Another widely shared clip claimed to show Nigerian soldiers suffering casualties during a rescue operation. It turned out to be a staged skit.
These false posts didn't just spread panic, they actively endangered the rescue operation. They gave wrong information to families, misled the public, and muddied the intelligence picture for security agencies working to bring the children home.
Good intentions, no discipline, real damage.
What It Means
- Don't chase or try to arrest anyone alone, observe and report, that is your role
- Don't post photos or videos online calling someone a criminal without verified proof, you could be wrong, and in a crisis, misinformation kills
- Don't confront anyone if you are alone and they appear armed, your life matters more than the confrontation
- Don't wait for someone else to report, if you saw it, you own it
- Don't share unverified updates during an active security crisis, check before you forward
Being brave is not the goal. Being smart, disciplined, and coordinated is.
Knowing what not to do is half the battle. The other half is making sure that what you should do becomes so natural, so practiced, so automatic, that when the moment arrives, your community doesn't freeze. It acts.
Train It Until It Becomes Normal
Awareness without practice fades. SQR only works when it becomes a community habit, as natural as locking your gate at night.
Try this at your next PTA meeting, CDA gathering, or community security briefing:
- Have one person act suspicious, others practice Stop, Question, Report
- Agree on what questions sound natural in your area
- Review past incidents and ask: "Where could SQR have stopped this?"
Senator Buhari himself stressed the critical importance of community vigilance and timely reporting, arguing that such information could make the difference in preventing future attacks on vulnerable communities.
When a community makes SQR a habit, criminals notice. Places where people ask questions and report unusual behavior get fewer attempts, because word spreads: "That community is too alert. Move on."
Training builds habit. Habit builds culture. And a community with a security culture is a community that criminals avoid. But all of this means nothing unless we are honest about what is at stake and who we are doing this for. None of us knows what tomorrow holds.

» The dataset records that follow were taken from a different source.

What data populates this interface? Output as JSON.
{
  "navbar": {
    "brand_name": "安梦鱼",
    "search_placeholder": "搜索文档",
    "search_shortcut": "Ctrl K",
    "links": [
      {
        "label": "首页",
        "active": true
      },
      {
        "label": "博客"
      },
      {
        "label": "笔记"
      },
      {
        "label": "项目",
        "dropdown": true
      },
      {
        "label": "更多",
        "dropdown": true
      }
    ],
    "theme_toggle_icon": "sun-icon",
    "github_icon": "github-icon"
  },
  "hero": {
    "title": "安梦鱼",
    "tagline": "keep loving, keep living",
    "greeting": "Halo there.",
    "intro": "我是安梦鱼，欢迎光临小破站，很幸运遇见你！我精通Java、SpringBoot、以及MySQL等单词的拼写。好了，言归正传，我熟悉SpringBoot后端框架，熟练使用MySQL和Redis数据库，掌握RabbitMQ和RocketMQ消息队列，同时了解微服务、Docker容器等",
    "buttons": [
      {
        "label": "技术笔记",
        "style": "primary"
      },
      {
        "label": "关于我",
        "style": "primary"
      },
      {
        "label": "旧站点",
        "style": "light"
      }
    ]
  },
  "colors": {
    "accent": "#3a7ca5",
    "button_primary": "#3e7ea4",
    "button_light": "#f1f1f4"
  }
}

The families of Yawota didn't know on the morning of May 14th what May 15th would bring. We cannot predict the day or the hour, but we can prepare. We can practice. We can start today. Because the best time to build a security culture in your community was yesterday. The second best time is right now.
Final Word
A beans seller in Yawota watched her earnings jump from ₦1,200 to ₦20,000 in two days and thought God had blessed her business. Two days later, 46 people, including a two-year-old girl, were dragged into a forest.
A mathematics teacher named Michael Oyedokun was beheaded. Children were tied together eight at a time on motorcycles and driven deep into the bush.
Our government has failed us.
There is no softer way to say it. No soldiers came out. No policy stopped them. No leader was held accountable. Bandits walked into three schools in broad daylight, took 46 human beings including a two-year-old and walked back into the forest. And the same government that couldn't protect them showed up days later with press statements and promises.
We have heard the promises before.
So we cannot wait for them anymore. The fix has to start with us, parents, teachers, food sellers, okada riders, local leaders, and ordinary residents who decide that what they see matters.
The SQR method costs nothing. It breaks no law. It requires no weapon. It only asks that we stop pretending we don't see what we see.
The next time you notice an unfamiliar face lingering near your child's school, don't guess. Don't ignore it. Don't wait.
Stop. Ask. Report.
That 30-second action might be the difference between a story that ends in rescue and one that ends in mourning.